In 1694, Carolina Governor Arthur Dobbs ordered struck half-penny, one-penny and two-penny "Carolina" coins during the reign of William and Mary. They were worth four-fifths the value of English coins and were used as currency throughout the southern frontier, including the “Debatable Lands” of Georgia.
In Georgia, the "sola bills," the state's first bank notes, were printed for the trustees between 1735 and 1750 and were used to pay for supplies purchased by Georgia.
These certificates were redeemable either in Havana at a 40 percent discount or at 20 percent discount in England. Governor Oglethorpe also printed "military money notes" in 1734, which he used for small purchases in the colony.
The trustees also decided to supply the colony with specie. They sent a ship with one-half ton of half-pence coins, one ton of pence coins, 1,000 pennyweight of copper coins and 20,000 silver shillings in 1735.
In 1769, Georgia issued "bills of credit" with a very clear warning printed on them: "To Counterfeit is Death Without Benefit of Clergy." In 1771, Georgia issued bills to be used to encourage settlement.
Georgia next issued money beginning in 1776 "for the support of the Continental Troops." These certificates were hand-dated, numbered and signed by five prominent citizens.
Georgia printed 12,572 pounds sterling in notes in 1776, and in 1778, $150,000 of Georgia's $5 bills were printed for Revolutionary soldiers. They were to be guaranteed with assets from "seized Tory estates."
In 1794, the city of Savannah printed its own fractional currency. This "animal money" was designed with the understanding that many Savannahians couldn't read.
The act authorizing the bills stated: "The value of the coin is determined by the picture on the coin." A ship was worth 10 cents; a horse, 5 cents; a cow,
4 cents; and a dog, 2 cents.
In 1792, Alexander Hamilton established the U.S. dollar as the basic unit of American currency. The new gold dollar contained 24.74 grains of gold, while the new silver dollar contained 371.25 grains of silver.

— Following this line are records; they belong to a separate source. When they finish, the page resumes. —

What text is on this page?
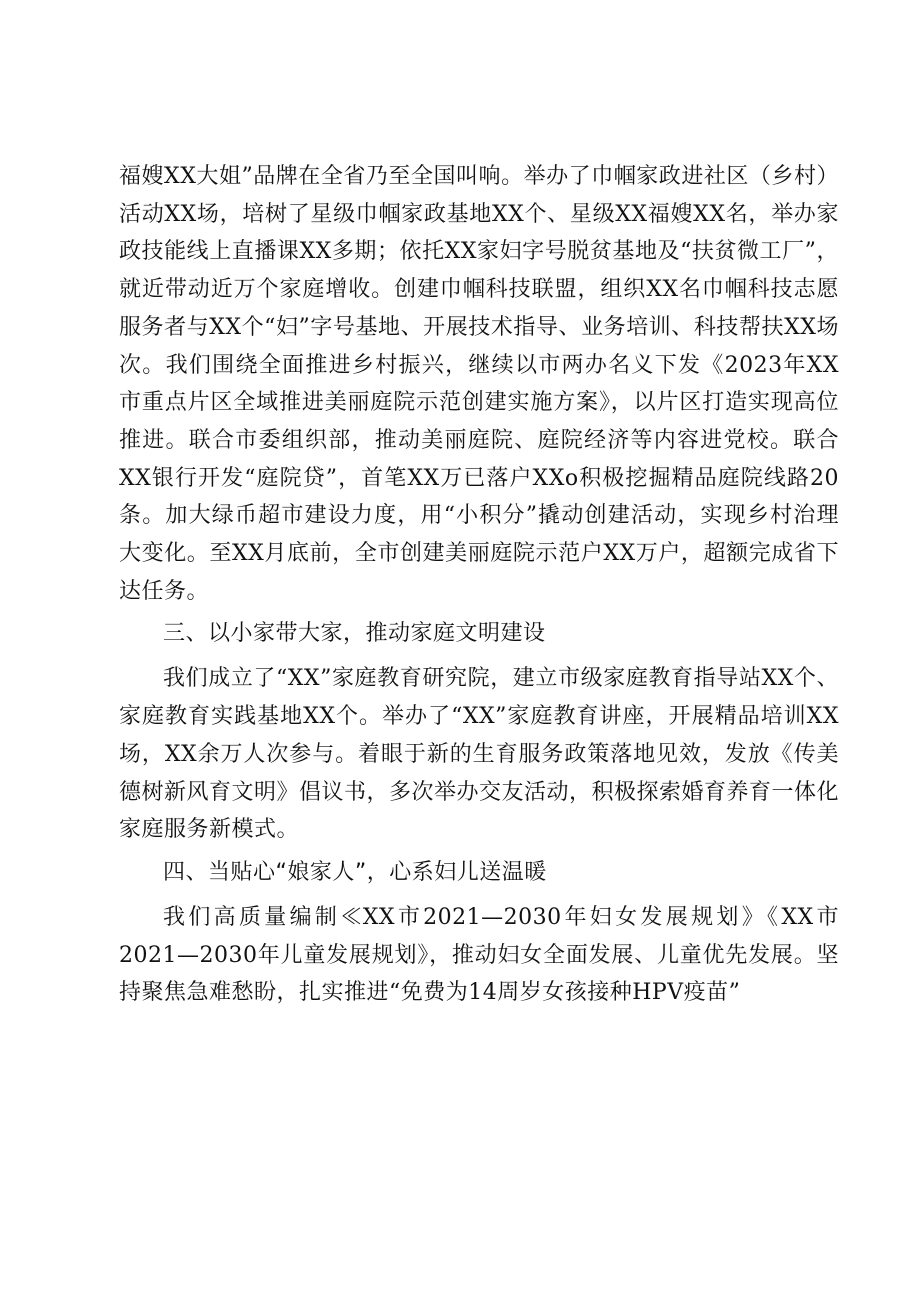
福嫂XX大姐”品牌在全省乃至全国叫响。举办了巾帼家政进社区（乡村）活动XX场，培树了星级巾帼家政基地XX个、星级XX福嫂XX名，举办家政技能线上直播课XX多期；依托XX家妇字号脱贫基地及“扶贫微工厂”，就近带动近万个家庭增收。创建巾帼科技联盟，组织XX名巾帼科技志愿服务者与XX个“妇”字号基地、开展技术指导、业务培训、科技帮扶XX场次。我们围绕全面推进乡村振兴，继续以市两办名义下发《2023年XX市重点片区全域推进美丽庭院示范创建实施方案》，以片区打造实现高位推进。联合市委组织部，推动美丽庭院、庭院经济等内容进党校。联合XX银行开发“庭院贷”，首笔XX万已落户XXo积极挖掘精品庭院线路20条。加大绿币超市建设力度，用“小积分”撬动创建活动，实现乡村治理大变化。至XX月底前，全市创建美丽庭院示范户XX万户，超额完成省下达任务。

三、以小家带大家，推动家庭文明建设

我们成立了“XX”家庭教育研究院，建立市级家庭教育指导站XX个、家庭教育实践基地XX个。举办了“XX”家庭教育讲座，开展精品培训XX场，XX余万人次参与。着眼于新的生育服务政策落地见效，发放《传美德树新风育文明》倡议书，多次举办交友活动，积极探索婚育养育一体化家庭服务新模式。

四、当贴心“娘家人”，心系妇儿送温暖

我们高质量编制≪XX市2021—2030年妇女发展规划》《XX市2021—2030年儿童发展规划》，推动妇女全面发展、儿童优先发展。坚持聚焦急难愁盼，扎实推进“免费为14周岁女孩接种HPV疫苗”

In 1861, the Confederacy began printing large amounts of Confederate Treasury notes. Most people refused to accept them in exchange for either gold or silver coins. Georgia state bills, however, still held their value.
In Georgia, the Confederate Treasury bills flooded the market. By 1865, nearly $1 billion worth had been printed. They became worth as little as $8 in Confederate bills for $1 in Georgia bills.
These notes, therefore, were used in many creative ways. Often called "shinplasters," the troops discovered that when mixed with mud and water, these bills made their ill-fitting boots much more comfortable.